A promessa de convocar uma conferência nacional de “consenso” após 18 de Abril parece não convencer mais. A oposição é tentada por um debate em que se pode falar o quanto se quiser, mas não negociar. A tomada de decisões é reservada ao poder que passa o tempo sem decidir nada desde o início da crise do petróleo em junho de 2014.

Partidos impotentes

Atualmente, a oposição não parece ser realmente uma alternativa. Embora a Irmandade Muçulmana estivesse disposta a apresentar candidatos apesar de estar dividida, a Frente das Forças Socialistas (FFS) e o Rallye for Culture and Democracy (RCD), que partilha a oposição de Kabilia, apoiam o boicote às eleições. Os outros partidos têm pouco peso na opinião pública. O líder de um deles, Ali Benflis, ex-primeiro ministro de Buteflika e candidato duas vezes derrotado contra ele, é pessimista: “A situação é opaca, instável e perigosa”, declarou ele, embora tenha participado da manifestação de 1º de março em Argel.

Que opções tem o regime? É impossível repetir o “golpe” de fevereiro de 2011, quando no início da Primavera Árabe Buteflika inverteu a situação com um discurso demagógico na televisão e um aumento muito acentuado dos salários e benefícios sociais.
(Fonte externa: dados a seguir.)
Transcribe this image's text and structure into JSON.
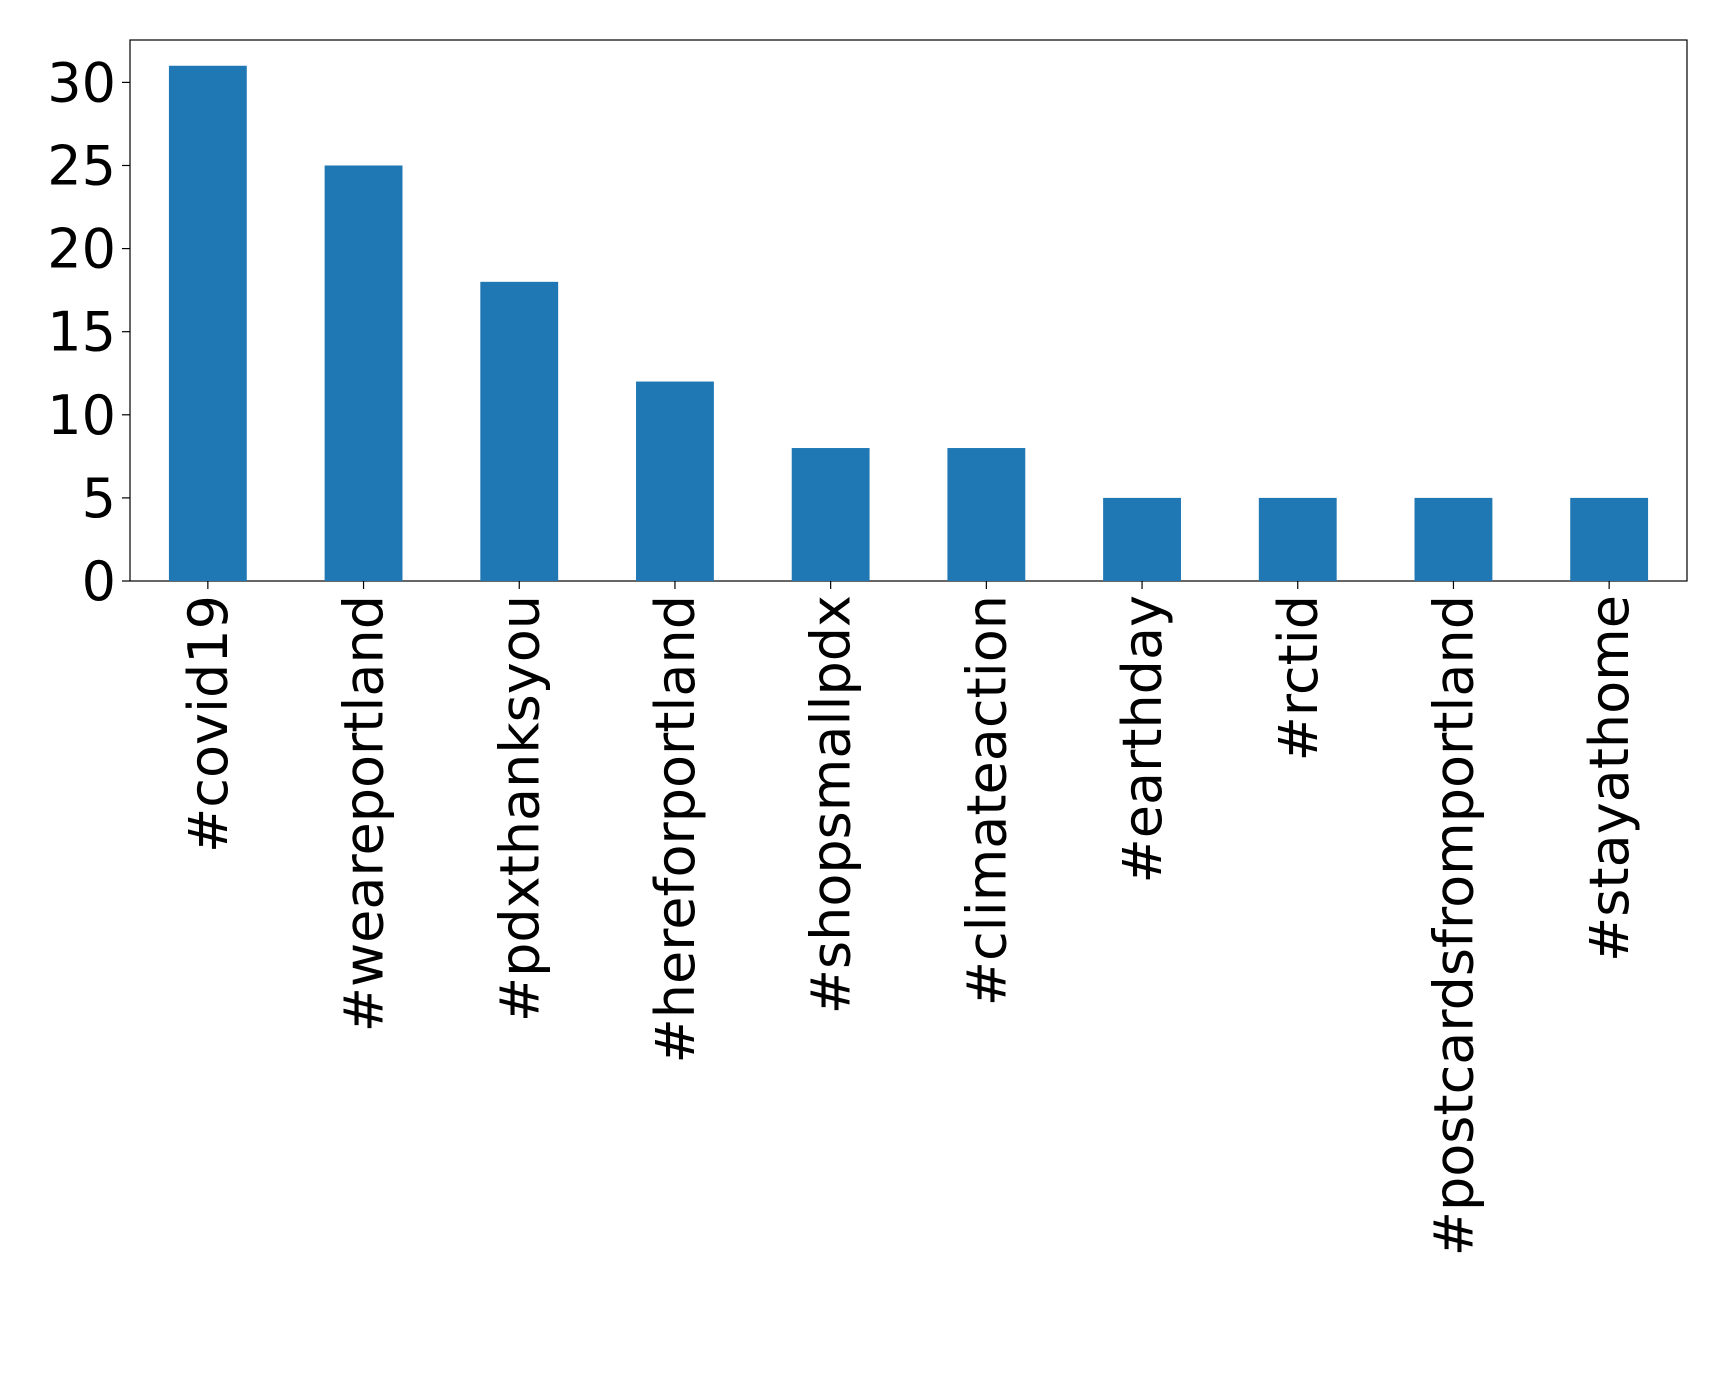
{
  "chart_data": {
    "type": "bar",
    "categories": [
      "#covid19",
      "#weareportland",
      "#pdxthanksyou",
      "#hereforportland",
      "#shopsmallpdx",
      "#climateaction",
      "#earthday",
      "#rctid",
      "#postcardsfromportland",
      "#stayathome"
    ],
    "values": [
      31,
      25,
      18,
      12,
      8,
      8,
      5,
      5,
      5,
      5
    ],
    "color": "#1f77b4",
    "ylim": [
      0,
      32.55
    ],
    "yticks": [
      0,
      5,
      10,
      15,
      20,
      25,
      30
    ],
    "grid": false
  }
}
Hoje o Presidente é afásico e os cofres públicos estão vazios, como se vê todos os dias 40 milhões de argelinos, sejam assalariados, reformados, estudantes ou donas de casa. Será que se pode navegar sem instrumentos, deixar os manifestantes desfilarem proibindo-os de cercar o governo e a presidência em antecipação a uma eleição que não se pode perder no próximo dia 18 de Abril, mesmo correndo o risco de mover alguns peões na cena política? Uma quimera que o povo não aceitará facilmente. Por último, subsiste a repressão por parte da gendarmerie e, se necessário, do exército. Este é o cenário mais perigoso: não esqueçamos que a anulação das eleições legislativas de Janeiro de 1992 foi o prelúdio da guerra civil.